- Relator(a)
- Liana Chaib
- Órgão julgador
- 2ª Turma
- Data do julgamento
- 01/10/2025
- Data de publicação
- 07/10/2025
TST – Agravo Interno 1000659-33.2024.5.02.0466, Rel. Liana Chaib, 2ª Turma, j. 01/10/2025, p. 07/10/2025
EMENTA: AGRAVO INTERNO. RECURSO DE REVISTA. INTERPOSIÇÃO SOB A ÉGIDE DA LEI Nº 13.467/2017. ESTABILIDADE GESTANTE – DÚVIDA RAZOÁVEL – ARTIGO 10, II, ALÍNEA B, DO ADCT. Com efeito, a decisão agravada foi proferida no sentido de “condenar a reclamada ao pagamento da indenização substitutiva à estabilidade gestante, de forma integral, desde a confirmação da gravidez até cinco meses após o parto, acrescidos dos consectários legais, conforme se apurar em liquidação de sentença”. No caso dos presentes autos, o Tribunal Regional do Trabalho concluiu pela inexistência da estabilidade provisória ao argumento de que, não seria possível afirmar de modo seguro a data da concepção, de acordo com os documentos acostados, quais sejam, exame Beta HCG e certidão de nascimento, razão pela qual concluiu não haver evidências de que a reclamante estivesse grávida quando da extinção do contrato.

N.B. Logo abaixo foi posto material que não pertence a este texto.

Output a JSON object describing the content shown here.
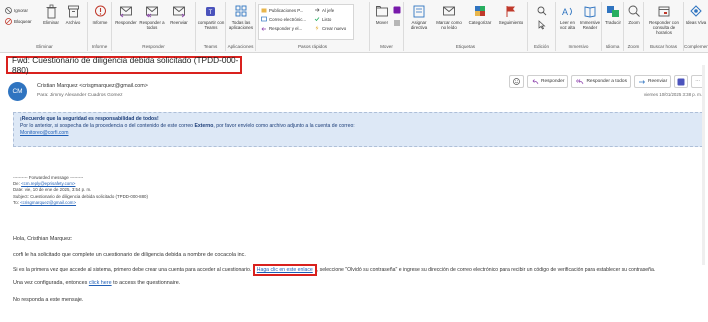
{
  "ribbon": {
    "groups": [
      {
        "label": "Eliminar",
        "buttons": [
          "Ignorar",
          "Bloquear",
          "Eliminar",
          "Archivo"
        ]
      },
      {
        "label": "Informe",
        "buttons": [
          "Informe"
        ]
      },
      {
        "label": "Responder",
        "buttons": [
          "Responder",
          "Responder a todos",
          "Reenviar"
        ]
      },
      {
        "label": "Teams",
        "buttons": [
          "compartir con Teams"
        ]
      },
      {
        "label": "Aplicaciones",
        "buttons": [
          "Todas las aplicaciones"
        ]
      },
      {
        "label": "Pasos rápidos",
        "buttons": [
          "Publicaciones P...",
          "Correo electrónic...",
          "Responder y el...",
          "Al jefe",
          "Listo",
          "Crear nuevo"
        ]
      },
      {
        "label": "Mover",
        "buttons": [
          "Mover"
        ]
      },
      {
        "label": "Etiquetas",
        "buttons": [
          "Asignar directiva",
          "Marcar como no leído",
          "Categorizar",
          "Seguimiento"
        ]
      },
      {
        "label": "Edición",
        "buttons": []
      },
      {
        "label": "Inmersivo",
        "buttons": [
          "Leer en voz alta",
          "Immersive Reader"
        ]
      },
      {
        "label": "Idioma",
        "buttons": [
          "Traducir"
        ]
      },
      {
        "label": "Zoom",
        "buttons": [
          "Zoom"
        ]
      },
      {
        "label": "Buscar horas",
        "buttons": [
          "Responder con consulta de horarios"
        ]
      },
      {
        "label": "Complemento",
        "buttons": [
          "Ideas Viva"
        ]
      }
    ]
  },
  "email": {
    "subject": "Fwd: Cuestionario de diligencia debida solicitado (TPDD-000-880)",
    "avatar_initials": "CM",
    "from": "Cristian Marquez <crisgmarquez@gmail.com>",
    "to": "Para: Jimmy Alexander Cuadros Gomez",
    "date": "viernes 10/01/2025 3:38 p. m.",
    "actions": {
      "reply": "Responder",
      "reply_all": "Responder a todos",
      "forward": "Reenviar"
    },
    "banner": {
      "line1": "¡Recuerde que la seguridad es responsabilidad de todos!",
      "line2_pre": "Por lo anterior, si sospecha de la procedencia o del contenido de este correo ",
      "line2_bold": "Externo",
      "line2_post": ", por favor envíelo como archivo adjunto a la cuenta de correo:",
      "link": "Monitoreo@corfi.com"
    },
    "forwarded": {
      "header": "---------- Forwarded message ---------",
      "from_label": "De: ",
      "from_value": "<cm.reply@eprisafety.com>",
      "date_line": "Date: vie, 10 de ene de 2025, 3:54 p. m.",
      "subject_line": "Subject: Cuestionario de diligencia debida solicitado (TPDD-000-880)",
      "to_label": "To: ",
      "to_value": "<crisgmarquez@gmail.com>"
    },
    "greeting": "Hola, Cristhian Marquez:",
    "para1": "corfi le ha solicitado que complete un cuestionario de diligencia debida a nombre de cocacola inc.",
    "para2_pre": "Si es la primera vez que accede al sistema, primero debe crear una cuenta para acceder al cuestionario.",
    "para2_link": "Haga clic en este enlace",
    "para2_post": ", seleccione \"Olvidó su contraseña\" e ingrese su dirección de correo electrónico para recibir un código de verificación para establecer su contraseña.",
    "para3_pre": "Una vez configurada, entonces ",
    "para3_link": "click here",
    "para3_post": " to access the questionnaire.",
    "closing": "No responda a este mensaje."
  },
  "colors": {
    "accent": "#2f74c0",
    "highlight": "#d9211e",
    "banner": "#dde8f6",
    "link": "#1f5fb6"
  }
}
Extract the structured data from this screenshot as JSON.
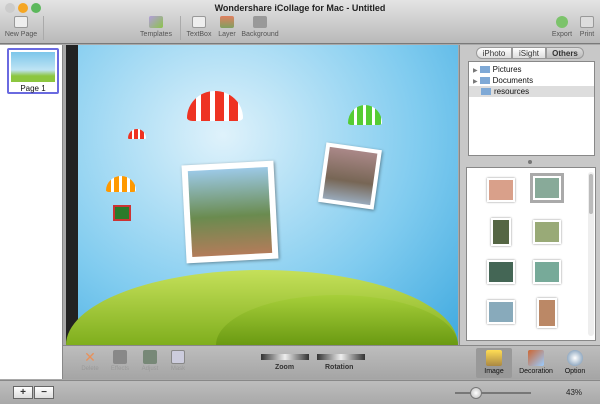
{
  "window": {
    "title": "Wondershare iCollage for Mac - Untitled"
  },
  "toolbar": {
    "new_page": "New Page",
    "templates": "Templates",
    "textbox": "TextBox",
    "layer": "Layer",
    "background": "Background",
    "export": "Export",
    "print": "Print"
  },
  "pages": [
    {
      "label": "Page 1"
    }
  ],
  "source_tabs": [
    {
      "label": "iPhoto"
    },
    {
      "label": "iSight"
    },
    {
      "label": "Others",
      "active": true
    }
  ],
  "tree": [
    {
      "label": "Pictures",
      "expandable": true
    },
    {
      "label": "Documents",
      "expandable": true
    },
    {
      "label": "resources",
      "selected": true
    }
  ],
  "edit_tools": {
    "delete": "Delete",
    "effects": "Effects",
    "adjust": "Adjust",
    "mask": "Mask",
    "zoom": "Zoom",
    "rotation": "Rotation"
  },
  "panels": {
    "image": "Image",
    "decoration": "Decoration",
    "option": "Option"
  },
  "status": {
    "add": "+",
    "remove": "−",
    "zoom_percent": "43%",
    "zoom_value": 43
  },
  "colors": {
    "selection": "#6a6ae0",
    "sky": "#7fcbef",
    "grass": "#8cc63f"
  }
}
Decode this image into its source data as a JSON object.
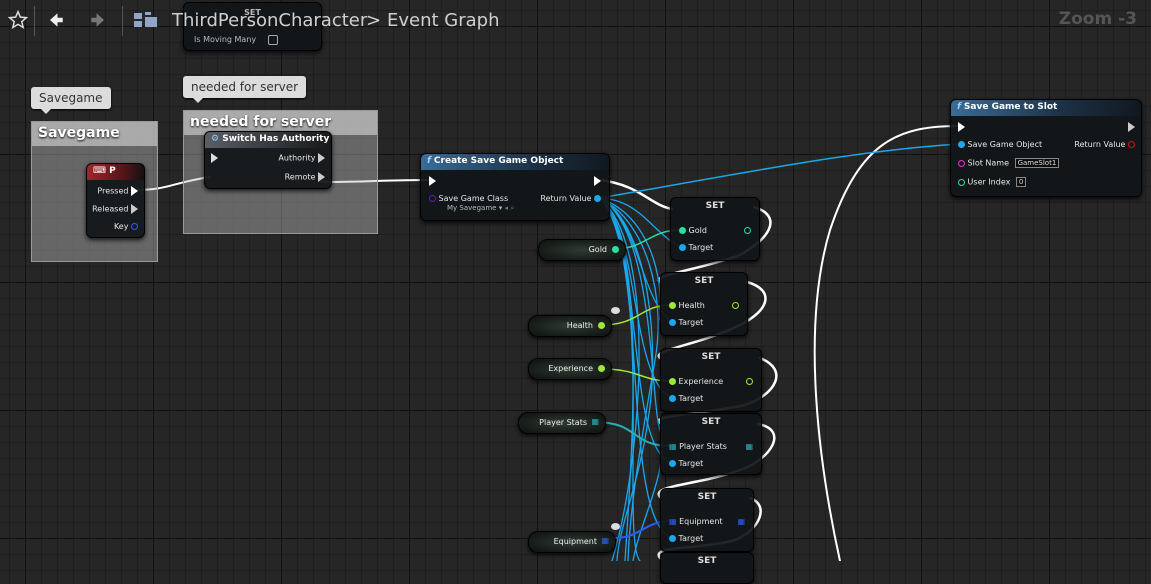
{
  "toolbar": {
    "breadcrumb_blueprint": "ThirdPersonCharacter",
    "breadcrumb_separator": ">",
    "breadcrumb_graph": "Event Graph",
    "zoom": "Zoom -3"
  },
  "icons": {
    "favorite": "star-outline",
    "back": "left-arrow",
    "forward": "right-arrow",
    "graph": "blueprint-grid"
  },
  "bg_node": {
    "title": "SET",
    "pin": "Is Moving Many"
  },
  "comments": {
    "savegame": {
      "bubble": "Savegame",
      "title": "Savegame"
    },
    "server": {
      "bubble": "needed for server",
      "title": "needed for server"
    }
  },
  "key_node": {
    "title": "P",
    "pressed": "Pressed",
    "released": "Released",
    "key": "Key"
  },
  "authority_node": {
    "title": "Switch Has Authority",
    "authority": "Authority",
    "remote": "Remote"
  },
  "create_node": {
    "title": "Create Save Game Object",
    "class_label": "Save Game Class",
    "class_value": "My Savegame",
    "return_value": "Return Value"
  },
  "save_node": {
    "title": "Save Game to Slot",
    "object": "Save Game Object",
    "return_value": "Return Value",
    "slot_name": "Slot Name",
    "slot_value": "GameSlot1",
    "user_index": "User Index",
    "user_index_value": "0"
  },
  "set_nodes": [
    {
      "title": "SET",
      "var": "Gold",
      "target": "Target"
    },
    {
      "title": "SET",
      "var": "Health",
      "target": "Target"
    },
    {
      "title": "SET",
      "var": "Experience",
      "target": "Target"
    },
    {
      "title": "SET",
      "var": "Player Stats",
      "target": "Target"
    },
    {
      "title": "SET",
      "var": "Equipment",
      "target": "Target"
    },
    {
      "title": "SET"
    }
  ],
  "variables": [
    "Gold",
    "Health",
    "Experience",
    "Player Stats",
    "Equipment"
  ],
  "colors": {
    "exec": "#ffffff",
    "object_pin": "#1aa7ec",
    "int_pin": "#27e0a2",
    "float_pin": "#9ee83a",
    "struct_pin": "#25b0b5",
    "array_pin": "#2a5ff0",
    "string_pin": "#e330d0",
    "class_pin": "#5b1bd1"
  }
}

Todavia, a jurisprudência deste Colendo TST já vinha se firmando no sentido de que, havendo dúvida no que diz respeito ao momento exato da concepção, caberia uma interpretação em benefício do reconhecimento do direito à estabilidade, na busca de proteger a família, o nascituro, a maternidade, e a própria dignidade da pessoa humana. Na data de 28 de abril de 2025, a questão ora analisada foi definitivamente pacificada no julgamento do Tema 119 pelo Pleno no TST (processo matriz: RR- 321-55.2024.5.08.0128), em sede de Incidente de Recurso Repetitivo, de caráter vinculante, em que sedimentada a tese de que "A dúvida razoável e objetiva sobre a data de início da gravidez e sua contemporaneidade ao contrato de trabalho não afasta a garantia de emprego à gestante ". Assim, a decisão agravada está em plena consonância com o atual entendimento deste Egrégio Tribunal Superior do Trabalho. Adota-se, ademais, o teor restritivo do artigo 896, § 7º, da CLT e da Súmula 333 do TST. Agravo interno não provido. (Tribunal Superior do Trabalho (2ª Turma). Acórdão: 1000659-33.2024.5.02.0466. Relator(a): LIANA CHAIB. Data de julgamento: 01/10/2025. Juntado aos autos em 07/10/2025.)